# Good day on the lake



## Mike Hatfield (Sep 2, 2015)

A very good day for us Saturday. 7 13" and bigger, biggest going allitle over 14" (public lake)


----------



## 9Left (Jun 23, 2012)

nice!


----------



## Mike Hatfield (Sep 2, 2015)

9Left said:


> nice!


Thanks


----------



## MDBuckeye (Sep 29, 2009)

Nice work and great eats!


----------



## LipRipper79 (Mar 26, 2011)

Mike Hatfield said:


> A very good day for us Saturday. 7 13" and bigger, biggest going allitle over 14" (public lake)

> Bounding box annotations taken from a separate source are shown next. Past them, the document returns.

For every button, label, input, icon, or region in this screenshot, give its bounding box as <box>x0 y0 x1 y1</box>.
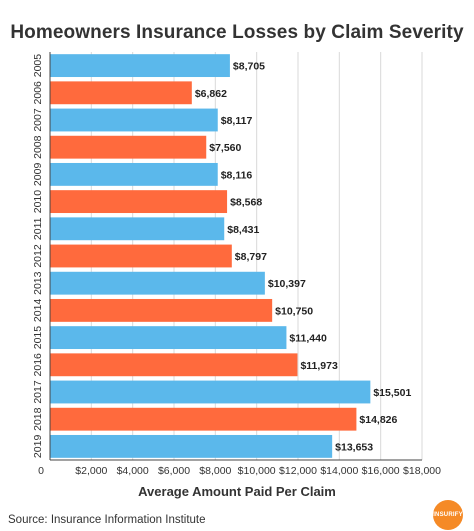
bar-value-label: $8,116 <box>221 169 253 181</box>
bar-2009 <box>50 162 218 186</box>
bar-2007 <box>50 108 218 132</box>
x-tick-label: $4,000 <box>117 465 149 477</box>
x-tick-label: $8,000 <box>199 465 231 477</box>
bar-value-label: $8,568 <box>230 197 262 209</box>
bar-2017 <box>50 380 371 404</box>
bar-value-label: $11,440 <box>289 333 327 345</box>
y-tick-label: 2010 <box>32 190 44 214</box>
bar-value-label: $8,705 <box>233 61 265 73</box>
bar-2015 <box>50 326 287 350</box>
bar-value-label: $15,501 <box>373 387 411 399</box>
source-note: Source: Insurance Information Institute <box>8 514 206 526</box>
bar-value-label: $10,397 <box>268 278 306 290</box>
bar-value-label: $14,826 <box>359 414 397 426</box>
y-tick-label: 2007 <box>32 108 44 132</box>
bar-value-label: $10,750 <box>275 305 313 317</box>
bar-2010 <box>50 190 228 214</box>
bar-2006 <box>50 81 192 105</box>
bar-2011 <box>50 217 225 241</box>
bar-2005 <box>50 54 230 78</box>
y-tick-label: 2017 <box>32 380 44 404</box>
bar-value-label: $8,117 <box>221 115 253 127</box>
bar-2013 <box>50 271 265 295</box>
x-tick-label: $12,000 <box>279 465 317 477</box>
y-tick-label: 2019 <box>32 435 44 459</box>
y-tick-label: 2015 <box>32 326 44 350</box>
bar-2012 <box>50 244 232 268</box>
x-tick-label: $10,000 <box>238 465 276 477</box>
bar-2018 <box>50 407 357 431</box>
x-tick-label: $18,000 <box>403 465 441 477</box>
x-tick-label: $6,000 <box>158 465 190 477</box>
x-tick-label: $2,000 <box>75 465 107 477</box>
bar-value-label: $7,560 <box>209 142 241 154</box>
y-tick-label: 2018 <box>32 407 44 431</box>
bar-2014 <box>50 298 273 322</box>
bar-value-label: $11,973 <box>300 360 338 372</box>
y-tick-label: 2005 <box>32 54 44 78</box>
x-tick-label: $14,000 <box>320 465 358 477</box>
bar-value-label: $6,862 <box>195 88 227 100</box>
bar-2016 <box>50 353 298 377</box>
bar-value-label: $8,431 <box>227 224 259 236</box>
y-tick-label: 2008 <box>32 135 44 159</box>
x-axis-label: Average Amount Paid Per Claim <box>138 484 336 499</box>
brand-logo: INSURIFY <box>433 500 463 530</box>
bar-2019 <box>50 434 333 458</box>
bar-2008 <box>50 135 207 159</box>
y-tick-label: 2016 <box>32 353 44 377</box>
bar-value-label: $8,797 <box>235 251 267 263</box>
y-tick-label: 2006 <box>32 81 44 105</box>
x-tick-label: 0 <box>38 465 44 477</box>
y-tick-label: 2011 <box>32 217 44 240</box>
bar-value-label: $13,653 <box>335 441 373 453</box>
chart-title: Homeowners Insurance Losses by Claim Sev… <box>10 22 464 43</box>
y-tick-label: 2014 <box>32 299 44 323</box>
y-tick-label: 2012 <box>32 244 44 268</box>
y-tick-label: 2009 <box>32 163 44 187</box>
y-tick-label: 2013 <box>32 271 44 295</box>
x-tick-label: $16,000 <box>362 465 400 477</box>
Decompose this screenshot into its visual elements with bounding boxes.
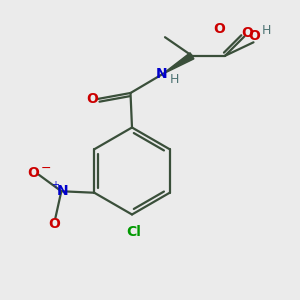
Text: H: H xyxy=(261,24,271,38)
Text: N: N xyxy=(156,67,167,81)
Text: +: + xyxy=(51,180,59,190)
Text: O: O xyxy=(86,92,98,106)
Text: O: O xyxy=(242,26,254,40)
Text: H: H xyxy=(170,73,179,86)
Text: O: O xyxy=(248,29,260,43)
Text: Cl: Cl xyxy=(126,225,141,239)
Polygon shape xyxy=(162,53,194,74)
Text: O: O xyxy=(48,217,60,231)
Text: O: O xyxy=(214,22,226,36)
Text: −: − xyxy=(41,162,52,175)
Text: N: N xyxy=(57,184,69,198)
Text: O: O xyxy=(28,166,39,180)
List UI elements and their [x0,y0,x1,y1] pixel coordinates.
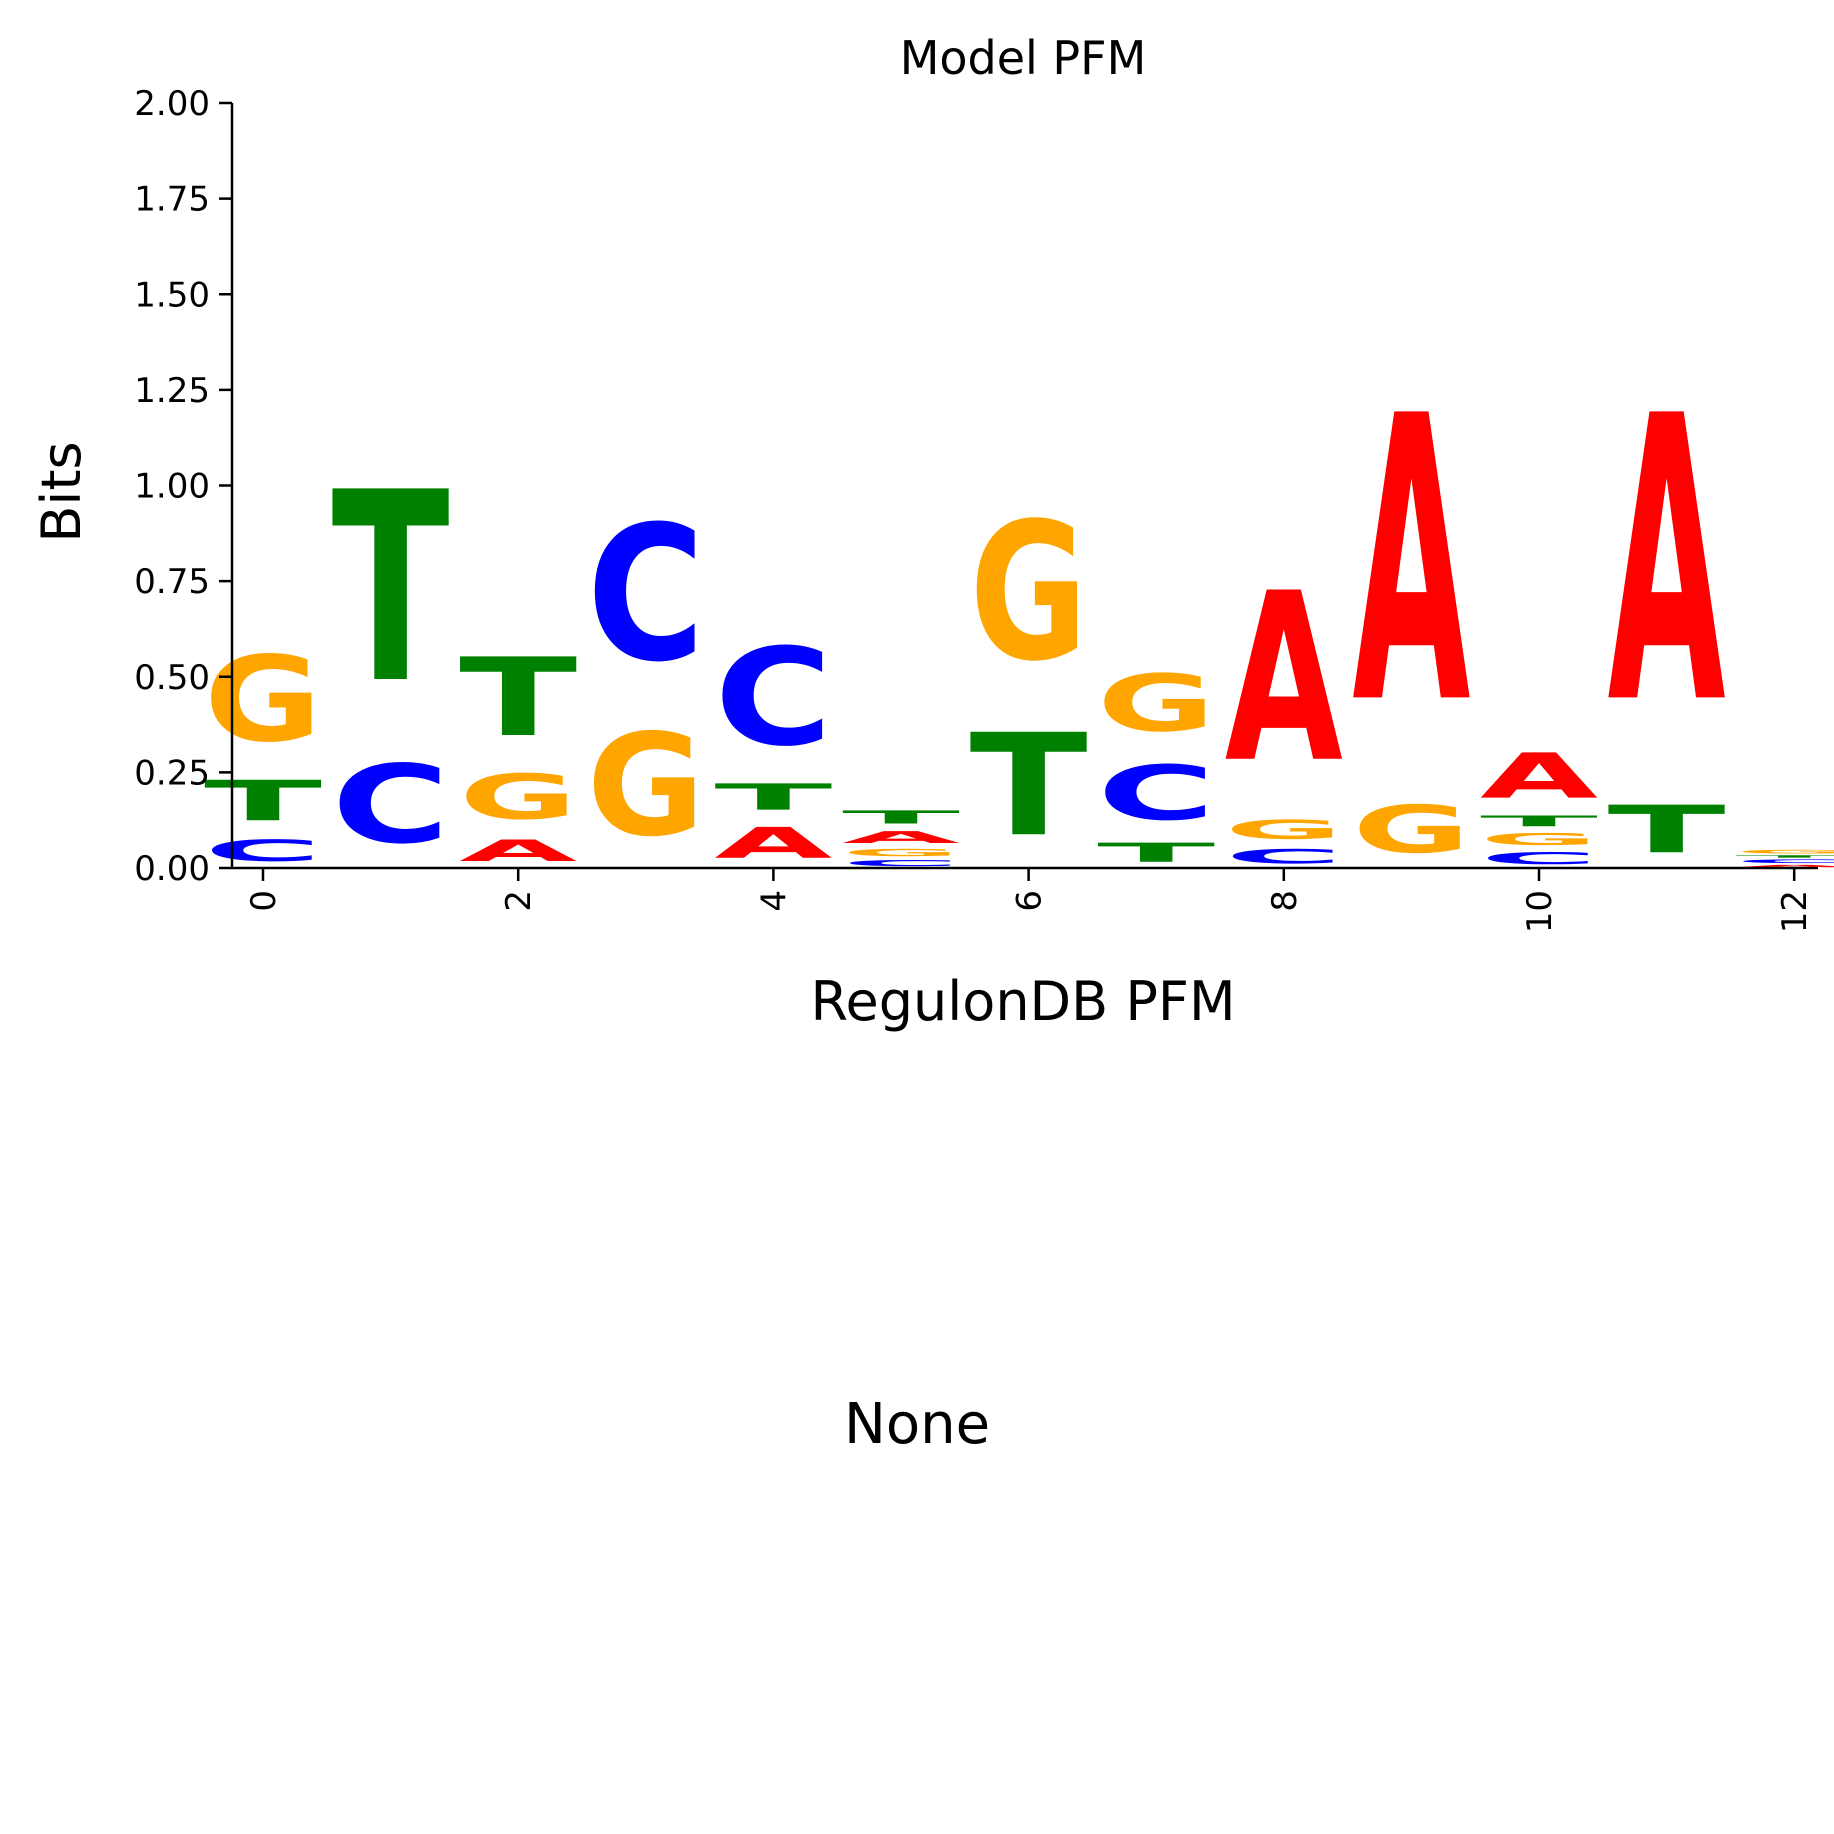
x-tick-label: 6 [1010,890,1050,912]
empty-panel-label: None [843,1392,991,1457]
logo-letter-a: A [1225,545,1343,815]
logo-letter-a: A [459,834,577,868]
logo-letter-a: A [714,819,833,868]
logo-letter-c: C [1225,845,1343,868]
x-axis-label: RegulonDB PFM [810,970,1235,1033]
y-tick-label: 0.25 [134,753,210,793]
logo-letter-g: G [1097,659,1215,750]
y-axis-label: Bits [30,441,93,542]
y-tick-label: 1.75 [134,180,210,220]
logo-letter-t: T [1480,813,1598,830]
logo-letter-t: T [970,705,1088,868]
logo-letter-t: T [1608,792,1726,868]
y-tick-label: 1.50 [134,275,210,315]
logo-letter-c: C [1480,849,1598,868]
logo-letter-c: C [587,486,705,703]
x-tick-label: 12 [1775,890,1815,933]
logo-letter-c: C [714,620,832,776]
x-tick-label: 0 [244,890,284,912]
x-tick-label: 4 [754,890,794,912]
logo-letter-g: G [1225,815,1343,845]
y-tick-label: 1.25 [134,371,210,411]
logo-letter-t: T [1735,855,1834,859]
logo-letter-a: A [842,828,960,847]
axes: 0.00 0.25 0.50 0.75 1.00 1.25 1.50 1.75 2.00 0 2 4 6… [134,84,1818,933]
logo-letter-t: T [204,769,322,833]
logo-letter-c: C [204,834,322,868]
logo-letter-c: C [842,858,960,868]
logo-letter-g: G [1480,830,1598,849]
y-tick-label: 2.00 [134,84,210,124]
logo-letter-g: G [204,631,322,768]
logo-letter-g: G [970,482,1088,703]
logo-letter-a: A [1480,741,1598,813]
logo-letter-g: G [587,704,705,868]
logo-letter-g: G [842,847,960,858]
logo-letter-t: T [459,635,577,761]
x-tick-label: 8 [1265,890,1305,912]
logo-letters: CTGCTAGTGCATCCGATTGTCGCGAGACGTATAACTGCTA… [204,335,1834,868]
y-tick-label: 1.00 [134,467,210,507]
y-tick-label: 0.50 [134,658,210,698]
logo-letter-g: G [1352,792,1470,868]
logo-letter-g: G [1735,849,1834,855]
x-tick-label: 10 [1520,890,1560,933]
logo-letter-c: C [1097,750,1215,837]
x-tick-label: 2 [499,890,539,912]
logo-letter-a: A [1352,335,1471,791]
logo-letter-t: T [332,437,450,741]
logo-letter-t: T [842,807,960,828]
logo-letter-t: T [714,777,832,819]
y-tick-label: 0.00 [134,849,210,889]
logo-letter-t: T [1097,838,1215,868]
logo-letter-c: C [1735,858,1834,864]
logo-letter-g: G [459,761,577,833]
logo-letter-c: C [332,743,450,868]
logo-letter-a: A [1735,864,1834,868]
logo-letter-a: A [1608,335,1727,791]
y-tick-label: 0.75 [134,562,210,602]
chart-title: Model PFM [900,31,1147,85]
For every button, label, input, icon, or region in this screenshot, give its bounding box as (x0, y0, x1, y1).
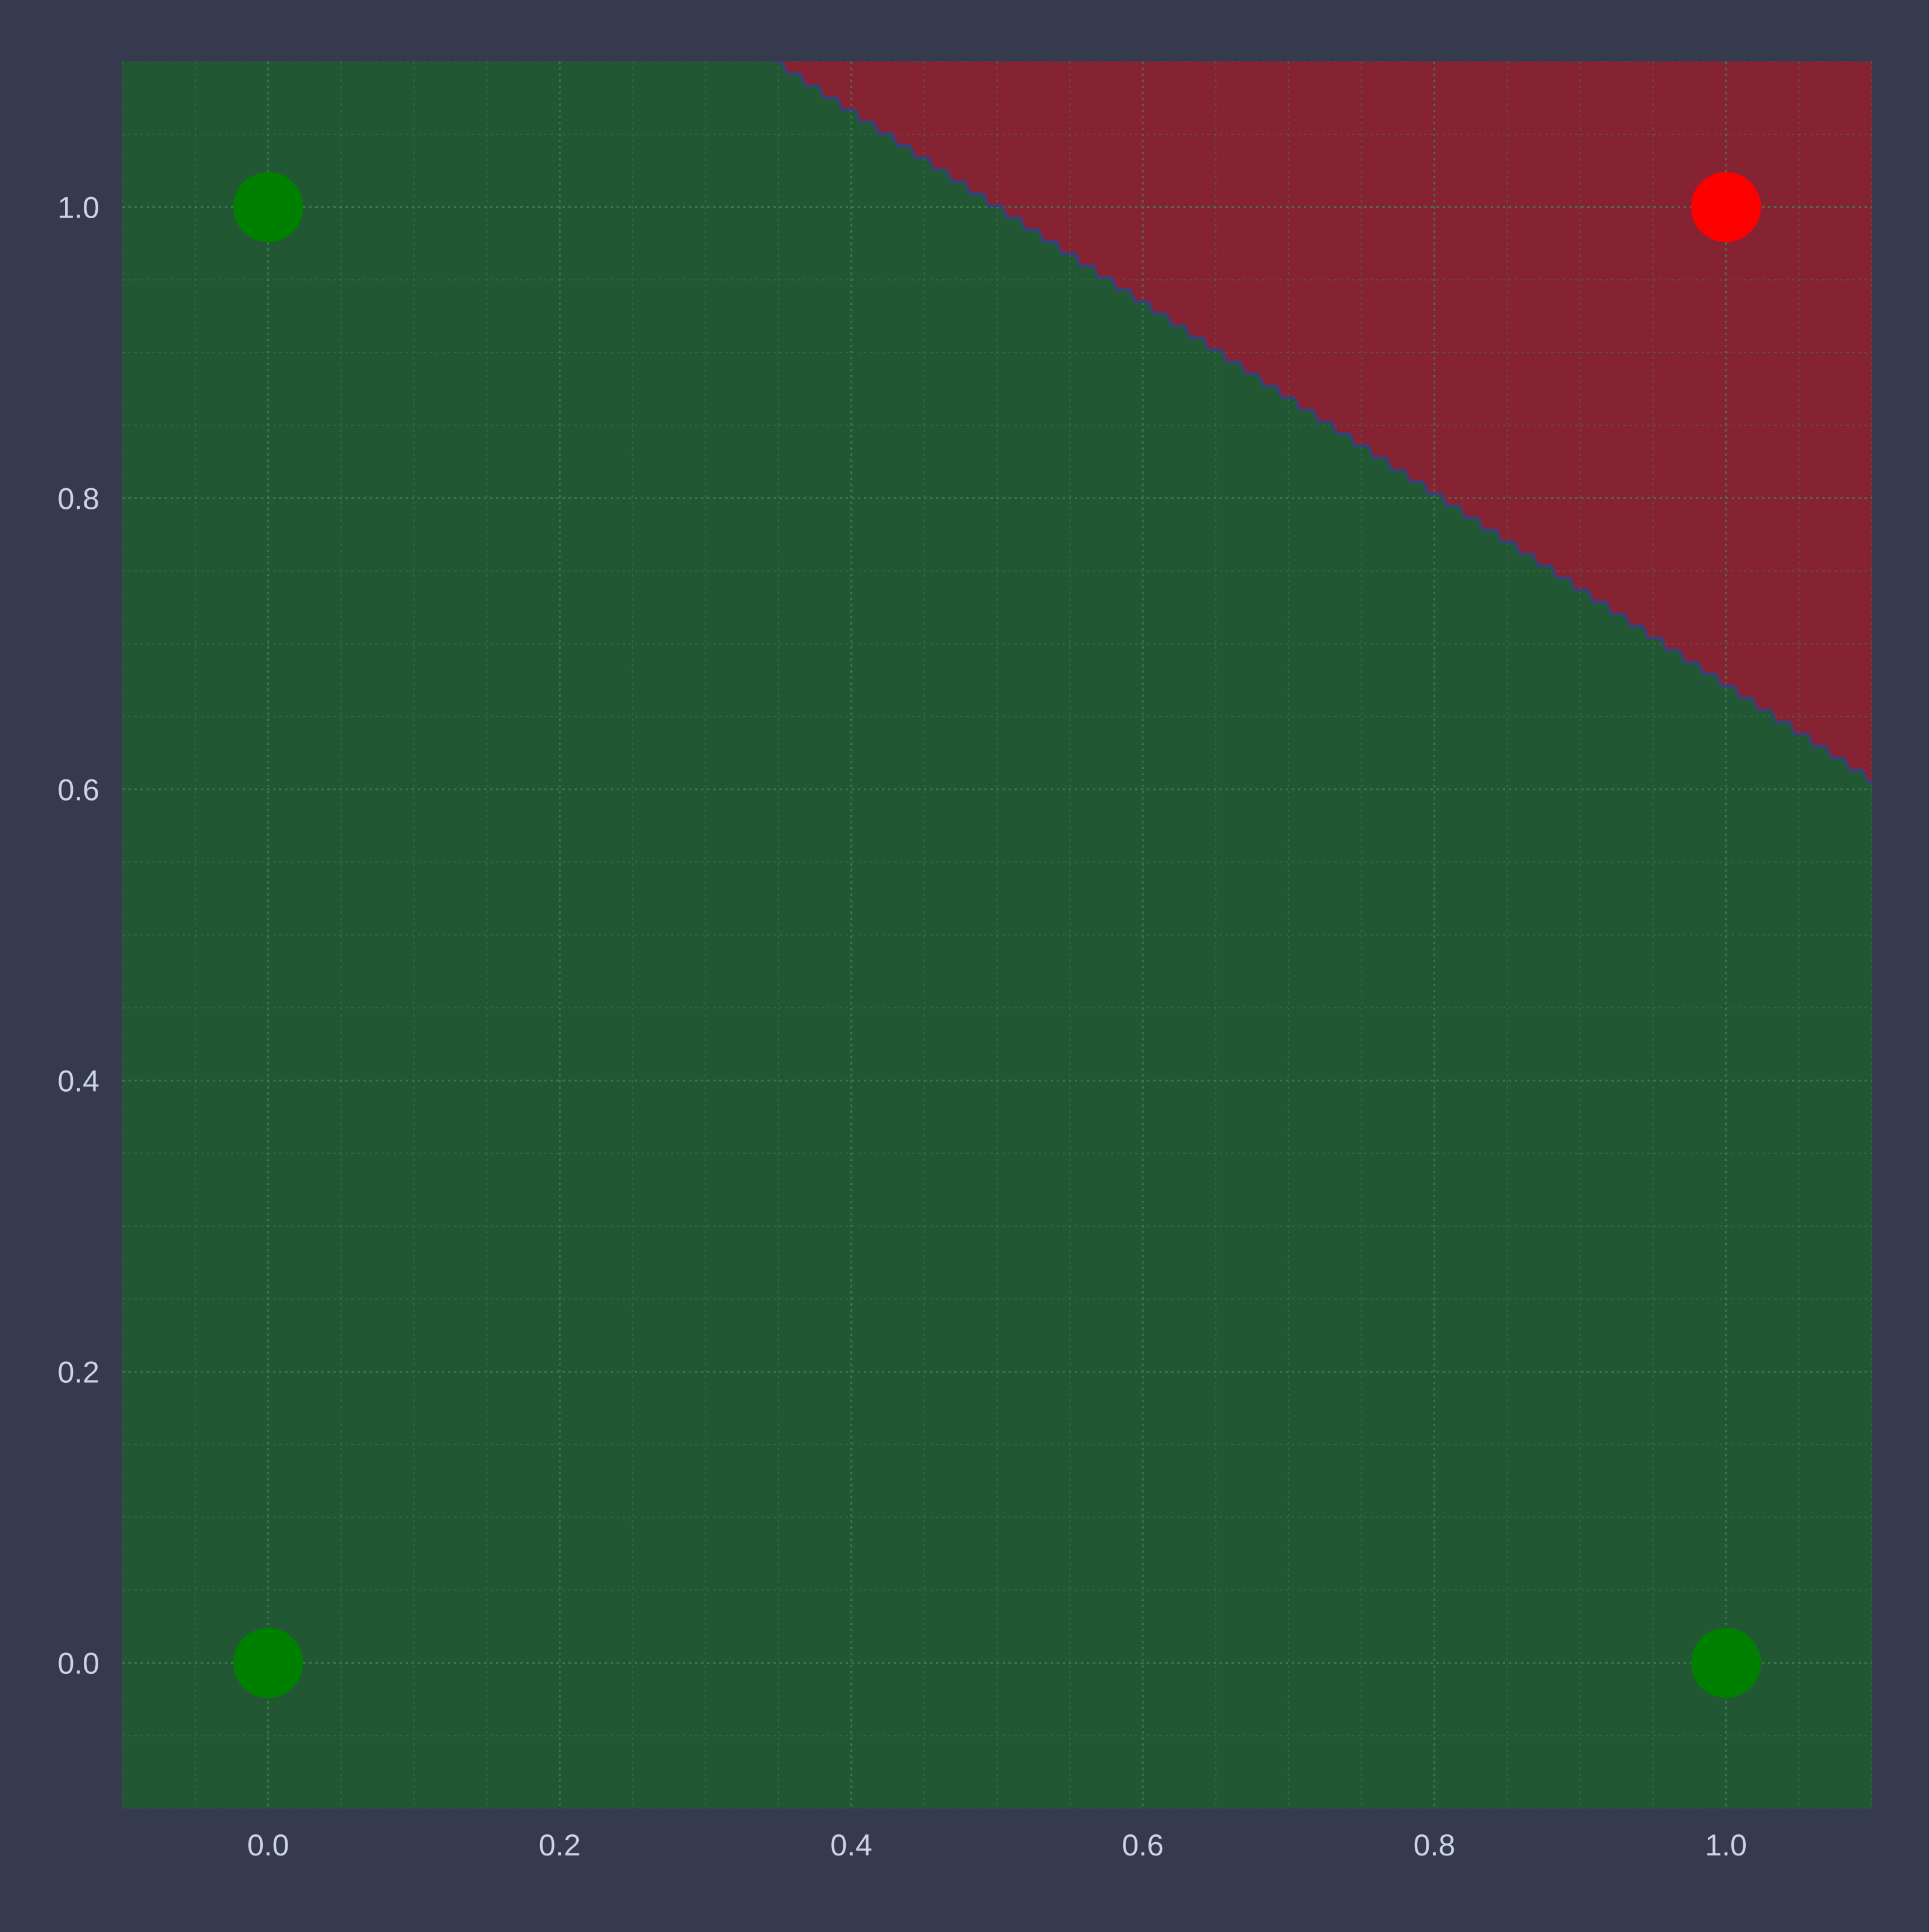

Very nice! I also had a nice Sunday at my public honey hole


----------



## LipRipper79 (Mar 26, 2011)

Mike Hatfield said:


> A very good day for us Saturday. 7 13" and bigger, biggest going allitle over 14" (public lake)


What were you using? I got half on a small silver and chartreuse pimple and the other half on an orange tungsten teardrop jig both tipped with a wax worm


----------



## Mike Hatfield (Sep 2, 2015)

Forage minnow ,tipped with a minnow, and a tear drop tipped with a waxie , acoulple on plastic


----------